What happens to the body if too many vaccines are given

When the news reached the newspapers, in 2022, someone accused him of doing it to defraud the German Green Pass, and resell counterfeit certificates to those who did not want to get vaccinated. It is …

What happens to the body if too many vaccines are given

When the news reached the newspapers, in 2022, someone accused him of doing it to defraud the German Green Pass, and resell counterfeit certificates to those who did not want to get vaccinated. It is not known whether things went exactly like this, or whether it was instead the fear of the disease that pushed him, or perhaps some form of “vaccine fetishism”. The fact is that a 62-year-old German has done practically nothing in the last four years other than vaccinate himself against Covid 19, reaching the record figure of over 200 injections with all the main vaccines available in Europe. The case had caused a sensation at the time, and today a group of researchers from the Friedrich-Alexander University of Erlangen-Nuremberg took advantage of this natural experiment to study the effects that hypervaccination has on the immune system and human health, describing their results in a study just published in the Lancet Infectious Diseases.

The fears

Clearly, undergoing such a large number of vaccinations in the space of a few years is neither recommended nor probably useful, especially if they are all directed against the same infectious agent. Among the possible contraindications of such frequent stimulation of our immune system there is also the risk of tiring it, and paradoxically making it less effective in fighting infections. “It could be what happens in the case of chronic infections such as HIV or hepatitis B, which have frequent flare-ups,” explains Kilian Schober, immunologist who participated in the study. “There are indications that one type of immune cell, T lymphocytes, becomes fatigued and releases fewer pro-inflammatory substances.” With the possible result that frequent exposure to the same antigen ends up reducing the effectiveness of the immune system.
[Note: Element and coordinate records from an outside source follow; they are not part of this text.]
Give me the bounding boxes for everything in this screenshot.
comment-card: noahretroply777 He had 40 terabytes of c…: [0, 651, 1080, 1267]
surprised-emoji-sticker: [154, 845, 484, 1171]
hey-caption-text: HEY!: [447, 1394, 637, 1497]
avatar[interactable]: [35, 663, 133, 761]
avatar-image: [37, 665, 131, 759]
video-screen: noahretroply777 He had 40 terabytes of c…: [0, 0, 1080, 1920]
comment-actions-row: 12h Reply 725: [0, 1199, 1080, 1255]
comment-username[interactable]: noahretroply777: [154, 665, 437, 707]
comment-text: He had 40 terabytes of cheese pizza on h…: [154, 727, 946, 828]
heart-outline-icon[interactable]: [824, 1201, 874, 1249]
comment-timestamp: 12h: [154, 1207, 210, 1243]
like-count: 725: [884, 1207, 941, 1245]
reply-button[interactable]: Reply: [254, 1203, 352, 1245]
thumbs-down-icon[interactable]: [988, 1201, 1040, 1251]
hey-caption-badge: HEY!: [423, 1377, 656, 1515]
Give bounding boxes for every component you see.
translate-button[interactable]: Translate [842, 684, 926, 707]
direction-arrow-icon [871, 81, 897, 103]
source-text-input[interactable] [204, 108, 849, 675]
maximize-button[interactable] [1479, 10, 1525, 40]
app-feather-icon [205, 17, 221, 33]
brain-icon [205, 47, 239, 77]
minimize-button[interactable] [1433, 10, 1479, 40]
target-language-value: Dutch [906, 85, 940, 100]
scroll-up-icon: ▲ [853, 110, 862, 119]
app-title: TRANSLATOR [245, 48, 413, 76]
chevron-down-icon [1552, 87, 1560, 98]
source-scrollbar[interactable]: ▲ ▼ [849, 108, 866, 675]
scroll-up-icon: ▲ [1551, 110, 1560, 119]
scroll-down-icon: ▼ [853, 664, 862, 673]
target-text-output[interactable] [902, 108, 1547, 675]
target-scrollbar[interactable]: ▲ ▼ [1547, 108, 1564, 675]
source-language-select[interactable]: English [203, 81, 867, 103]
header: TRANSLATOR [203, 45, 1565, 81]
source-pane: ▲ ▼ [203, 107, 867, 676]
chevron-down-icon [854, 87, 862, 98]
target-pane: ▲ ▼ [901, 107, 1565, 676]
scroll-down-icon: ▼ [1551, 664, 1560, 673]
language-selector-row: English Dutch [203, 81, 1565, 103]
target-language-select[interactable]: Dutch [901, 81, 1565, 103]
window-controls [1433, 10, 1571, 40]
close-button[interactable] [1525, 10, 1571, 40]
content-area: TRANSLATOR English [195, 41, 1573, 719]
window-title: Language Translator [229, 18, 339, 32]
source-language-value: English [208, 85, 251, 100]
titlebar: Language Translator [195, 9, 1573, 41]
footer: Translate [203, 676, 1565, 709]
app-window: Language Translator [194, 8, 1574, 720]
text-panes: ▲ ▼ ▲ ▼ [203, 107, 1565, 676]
It is this hypothesis that German researchers decided to test. They then contacted the sixty-two-year-old, asking him to undergo a battery of tests to analyze the state of his immune system. The man agreed to cooperate, also providing blood samples taken from him over the last four years. And the researchers were then able to get to work.

The results

In total, researchers managed to confirm 134 Covid 19 vaccinations performed with vaccines of all brands. The man also stated that he never developed side effects following the injections. Moving on to the analyses, the first results confirmed the presence in his blood of a high level of effector T lymphocytes directed against the Sars-Cov-2 virus (which causes Covid), a type of immune cell that recognizes and fights the virus when it invades our cells. The levels in the blood of the hypervaccinated man were higher than those of people who had received the 3 normally recommended vaccinations against the virus, and showed no difference in their effectiveness.

A second type of cells, called memory T lymphocytes, were found to be present at equal levels in the blood of the 62-year-old and in that of people vaccinated with 3 injections. Another clue that would demonstrate that the man did not suffer any adverse effects from the hypervaccination to which he underwent, given that these are cells necessary to replace the no longer functioning effector T lymphocytes, and one would expect to see their level decrease in the case where the immune system was fatigued by repeated exposure to an antigen. Finally, the levels of antibodies against Sars-Cov-2 were much higher in the body of the hypervaccinated man.

“The number of memory cells was as high as that of the subjects in the control group,” explains Katharina Kocher, one of the authors of the study. “All things considered, we found no trace of a weakening of the immune response, quite the opposite.” Obviously, it is worth underlining that a single case does not allow the effects of such frequent vaccination to be generalized to the entire population. And that getting vaccinated more often than indicated by the health authorities is dangerous and senseless. Having said that, the analyzes carried out on humans of the 200 anti-Covid vaccines offer interesting data, which seem to indicate that our immune system is unlikely to become fatigued with prolonged exposure to an antigen. If not for his health – then – the 62-year-old’s obsession with vaccination seems to have proved useful, at least, for science.